На этот раз она не назвала меня соседом.
Едва обратившись ко мне, она сразу поняла, что я не в лицо ей так пристально смотрю. Она поняла, что мои глаза, словно водоворот, полный неведомой силы (так, верно, она подумала), страдая, устремились вниз, к приоткрытой сердцевине, к другим устам, готовым заговорить самым интимным тоном. «Ну, смотри на меня, — кричали другие ее уста, кричали, несмотря на мою старость, а может, именно из-за нее, — смотри на меня, если смеешь».
Я старый, но не настолько, чтобы вообще меня не замечать, подумал я, спускаясь по приставной лестнице. Жена уже поджидала меня с двумя стаканами лимонада — обычным приветствием, которое готовила нам по утрам. Она посмотрела на меня высокомерно и печально.
— Я знала, что когда-нибудь они над тобой посмеются, — сказала она. — Шпионишь каждое утро, и не стыдно?
— Нет, — сказал я. — А чего мне стыдиться?
— Самого себя, в твои-то годы.
Мы молча выпили лимонад. Мы не разговаривали, как обычно, о рыбах, котах и апельсинах, которые не столько продаем, сколько дарим. Не выясняли названия незнакомых цветов, новых побегов, не обсуждали перепланировку сада, хотя в этом состоит наша жизнь. Мы сразу пошли на кухню и позавтракали, думая каждый о своем, хотя черный кофе, яйца «в мешочек» и жареные ломтики бананов помогали, конечно, отвлечься от ссоры.

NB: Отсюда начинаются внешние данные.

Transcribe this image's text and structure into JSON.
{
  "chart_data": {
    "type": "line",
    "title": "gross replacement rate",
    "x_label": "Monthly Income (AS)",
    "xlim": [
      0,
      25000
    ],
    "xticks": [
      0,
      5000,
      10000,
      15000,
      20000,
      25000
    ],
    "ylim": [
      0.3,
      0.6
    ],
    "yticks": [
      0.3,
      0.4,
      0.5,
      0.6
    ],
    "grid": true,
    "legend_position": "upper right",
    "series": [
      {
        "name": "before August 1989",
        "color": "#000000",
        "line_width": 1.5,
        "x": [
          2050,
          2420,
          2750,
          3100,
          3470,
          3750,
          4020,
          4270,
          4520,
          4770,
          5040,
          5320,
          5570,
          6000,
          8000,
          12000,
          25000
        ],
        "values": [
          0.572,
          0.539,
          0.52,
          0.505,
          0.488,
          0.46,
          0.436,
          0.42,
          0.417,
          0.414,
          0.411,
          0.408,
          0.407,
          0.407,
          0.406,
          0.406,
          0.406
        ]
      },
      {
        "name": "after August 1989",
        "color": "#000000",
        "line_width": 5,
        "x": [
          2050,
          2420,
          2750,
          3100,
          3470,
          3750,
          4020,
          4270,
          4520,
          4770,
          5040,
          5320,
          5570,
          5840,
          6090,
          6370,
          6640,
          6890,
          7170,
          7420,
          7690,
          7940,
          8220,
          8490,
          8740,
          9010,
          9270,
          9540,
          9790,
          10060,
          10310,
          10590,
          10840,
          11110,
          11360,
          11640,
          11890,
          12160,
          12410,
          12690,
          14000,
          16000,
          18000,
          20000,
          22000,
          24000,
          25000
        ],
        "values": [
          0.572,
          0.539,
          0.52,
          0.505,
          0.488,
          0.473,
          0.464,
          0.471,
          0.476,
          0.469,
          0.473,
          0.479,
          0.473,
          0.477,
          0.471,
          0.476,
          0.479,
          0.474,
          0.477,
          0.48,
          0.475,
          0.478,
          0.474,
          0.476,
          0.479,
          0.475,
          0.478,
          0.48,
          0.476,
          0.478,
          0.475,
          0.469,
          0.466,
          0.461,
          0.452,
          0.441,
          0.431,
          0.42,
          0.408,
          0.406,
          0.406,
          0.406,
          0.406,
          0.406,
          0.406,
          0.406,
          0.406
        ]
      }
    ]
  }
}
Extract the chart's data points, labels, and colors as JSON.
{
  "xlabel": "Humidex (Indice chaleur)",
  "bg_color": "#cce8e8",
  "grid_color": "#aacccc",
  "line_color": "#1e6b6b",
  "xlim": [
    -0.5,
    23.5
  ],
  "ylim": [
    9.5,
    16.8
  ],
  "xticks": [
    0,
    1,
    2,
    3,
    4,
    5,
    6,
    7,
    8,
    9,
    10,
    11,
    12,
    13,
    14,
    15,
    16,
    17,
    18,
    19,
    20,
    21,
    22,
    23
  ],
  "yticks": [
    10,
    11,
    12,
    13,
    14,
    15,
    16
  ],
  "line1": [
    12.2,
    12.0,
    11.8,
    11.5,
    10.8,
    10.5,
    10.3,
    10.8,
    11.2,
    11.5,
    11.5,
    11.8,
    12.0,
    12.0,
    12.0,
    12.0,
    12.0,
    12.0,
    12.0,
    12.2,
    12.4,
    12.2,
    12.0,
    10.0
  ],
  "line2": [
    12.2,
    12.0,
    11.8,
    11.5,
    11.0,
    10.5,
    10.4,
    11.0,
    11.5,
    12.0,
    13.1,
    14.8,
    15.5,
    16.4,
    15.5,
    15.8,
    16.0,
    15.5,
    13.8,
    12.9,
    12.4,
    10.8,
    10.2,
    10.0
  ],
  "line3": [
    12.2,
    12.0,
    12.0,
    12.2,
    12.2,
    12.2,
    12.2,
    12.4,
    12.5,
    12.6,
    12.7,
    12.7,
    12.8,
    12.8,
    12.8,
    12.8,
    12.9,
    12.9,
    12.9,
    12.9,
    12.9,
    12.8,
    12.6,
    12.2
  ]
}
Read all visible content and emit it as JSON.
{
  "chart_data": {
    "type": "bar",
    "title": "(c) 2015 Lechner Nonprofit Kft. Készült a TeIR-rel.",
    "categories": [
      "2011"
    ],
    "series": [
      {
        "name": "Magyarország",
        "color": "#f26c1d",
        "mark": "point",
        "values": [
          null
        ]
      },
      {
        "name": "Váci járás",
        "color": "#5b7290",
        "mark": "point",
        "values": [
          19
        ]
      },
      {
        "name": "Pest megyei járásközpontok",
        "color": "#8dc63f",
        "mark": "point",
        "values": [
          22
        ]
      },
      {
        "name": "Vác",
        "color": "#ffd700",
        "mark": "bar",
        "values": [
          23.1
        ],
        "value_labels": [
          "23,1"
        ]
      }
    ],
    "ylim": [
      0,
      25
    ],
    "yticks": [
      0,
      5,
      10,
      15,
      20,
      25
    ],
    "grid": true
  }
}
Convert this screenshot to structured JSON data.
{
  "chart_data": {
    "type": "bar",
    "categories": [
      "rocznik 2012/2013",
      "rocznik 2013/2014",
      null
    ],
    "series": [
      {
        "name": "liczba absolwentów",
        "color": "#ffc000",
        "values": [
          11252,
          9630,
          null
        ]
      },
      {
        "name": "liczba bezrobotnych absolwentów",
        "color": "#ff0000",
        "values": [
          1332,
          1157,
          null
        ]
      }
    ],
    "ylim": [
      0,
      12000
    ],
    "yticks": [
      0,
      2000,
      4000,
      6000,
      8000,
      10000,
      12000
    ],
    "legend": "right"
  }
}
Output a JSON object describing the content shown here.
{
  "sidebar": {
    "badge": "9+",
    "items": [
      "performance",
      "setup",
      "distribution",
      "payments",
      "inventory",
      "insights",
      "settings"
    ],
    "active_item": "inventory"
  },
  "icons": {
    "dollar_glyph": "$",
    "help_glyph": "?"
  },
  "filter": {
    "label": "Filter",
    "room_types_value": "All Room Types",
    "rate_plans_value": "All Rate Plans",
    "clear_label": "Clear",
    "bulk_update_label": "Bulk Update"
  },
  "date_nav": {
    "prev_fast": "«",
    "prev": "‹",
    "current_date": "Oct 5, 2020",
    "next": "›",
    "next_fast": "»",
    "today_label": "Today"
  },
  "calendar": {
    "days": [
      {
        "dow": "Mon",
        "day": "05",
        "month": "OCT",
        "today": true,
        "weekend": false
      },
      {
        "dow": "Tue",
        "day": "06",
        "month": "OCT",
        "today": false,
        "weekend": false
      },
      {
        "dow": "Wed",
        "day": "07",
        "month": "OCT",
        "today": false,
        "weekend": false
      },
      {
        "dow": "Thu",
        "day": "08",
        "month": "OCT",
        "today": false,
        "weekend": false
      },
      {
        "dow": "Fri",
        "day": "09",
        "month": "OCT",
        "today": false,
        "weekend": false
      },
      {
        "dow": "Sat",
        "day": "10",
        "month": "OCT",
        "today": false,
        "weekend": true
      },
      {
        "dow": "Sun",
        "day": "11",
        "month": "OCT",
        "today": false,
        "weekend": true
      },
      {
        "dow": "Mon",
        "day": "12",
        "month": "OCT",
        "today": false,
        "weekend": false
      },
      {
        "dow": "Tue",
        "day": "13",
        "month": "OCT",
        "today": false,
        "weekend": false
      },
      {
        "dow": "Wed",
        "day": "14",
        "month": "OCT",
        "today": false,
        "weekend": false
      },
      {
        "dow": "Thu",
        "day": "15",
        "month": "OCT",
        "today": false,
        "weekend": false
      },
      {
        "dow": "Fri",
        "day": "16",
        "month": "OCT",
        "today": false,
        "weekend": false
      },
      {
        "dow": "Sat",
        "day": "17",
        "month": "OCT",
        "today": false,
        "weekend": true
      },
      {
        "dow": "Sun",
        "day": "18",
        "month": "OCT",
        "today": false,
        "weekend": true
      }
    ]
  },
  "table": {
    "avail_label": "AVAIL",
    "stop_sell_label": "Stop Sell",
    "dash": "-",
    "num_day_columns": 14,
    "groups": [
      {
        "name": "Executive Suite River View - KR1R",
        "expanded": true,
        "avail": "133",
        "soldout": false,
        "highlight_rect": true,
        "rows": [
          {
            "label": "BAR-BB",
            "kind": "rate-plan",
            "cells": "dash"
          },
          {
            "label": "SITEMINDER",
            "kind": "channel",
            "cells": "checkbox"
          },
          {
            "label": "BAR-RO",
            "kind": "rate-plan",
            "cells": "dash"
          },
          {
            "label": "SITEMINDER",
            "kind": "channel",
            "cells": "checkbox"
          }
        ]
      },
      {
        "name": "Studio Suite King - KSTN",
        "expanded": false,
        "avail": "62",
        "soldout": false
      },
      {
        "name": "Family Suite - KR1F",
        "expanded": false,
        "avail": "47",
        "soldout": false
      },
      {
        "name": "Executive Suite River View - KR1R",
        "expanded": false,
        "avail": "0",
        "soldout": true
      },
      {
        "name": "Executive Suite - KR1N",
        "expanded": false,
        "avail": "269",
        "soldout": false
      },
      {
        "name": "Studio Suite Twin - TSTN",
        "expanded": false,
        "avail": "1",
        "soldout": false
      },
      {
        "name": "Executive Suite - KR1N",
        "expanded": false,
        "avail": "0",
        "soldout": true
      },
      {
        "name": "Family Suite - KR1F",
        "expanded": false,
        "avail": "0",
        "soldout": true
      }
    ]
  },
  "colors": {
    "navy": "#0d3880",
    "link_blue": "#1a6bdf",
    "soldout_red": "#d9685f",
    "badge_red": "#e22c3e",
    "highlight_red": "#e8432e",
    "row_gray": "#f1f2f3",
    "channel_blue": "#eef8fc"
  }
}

— На самом деле меня беспокоишь не ты, — заговорила, наконец, жена. — Тебя я знаю сорок лет. И не они. Вас не исправишь. Но дети! Что творит эта голая сеньора, когда прогуливается нагишом перед сыном, перед бедняжкой Грасиэлитой? Чему она их учит?
— Дети ее не видят, — сказал я. — Они, похоже, ее даже не замечают. Когда она загорает голая, а бразилец поет, дети всегда играют в другом месте. Они просто привыкли.
— Много ты знаешь. Думаю, тебе нужно обратиться за помощью. К падре Альборносу, например.
— За помощью? — удивился я. И удивился еще сильнее: — К падре Альборносу?
— Я не слишком задумывалась над этой твоей манией, но мне кажется, в твоем возрасте она опасна. Падре мог бы выслушать тебя и сказать что-нибудь более дельное, чем я. Если честно, ты меня больше не интересуешь. Мои рыбы и коты для меня важнее, чем жалкий старик.
— Падре Альборнос! — от удивления я даже рассмеялся. — Мой бывший ученик. Которого мне самому приходилось исповедовать.
И я ушел, чтобы лечь на кровать и почитать газету.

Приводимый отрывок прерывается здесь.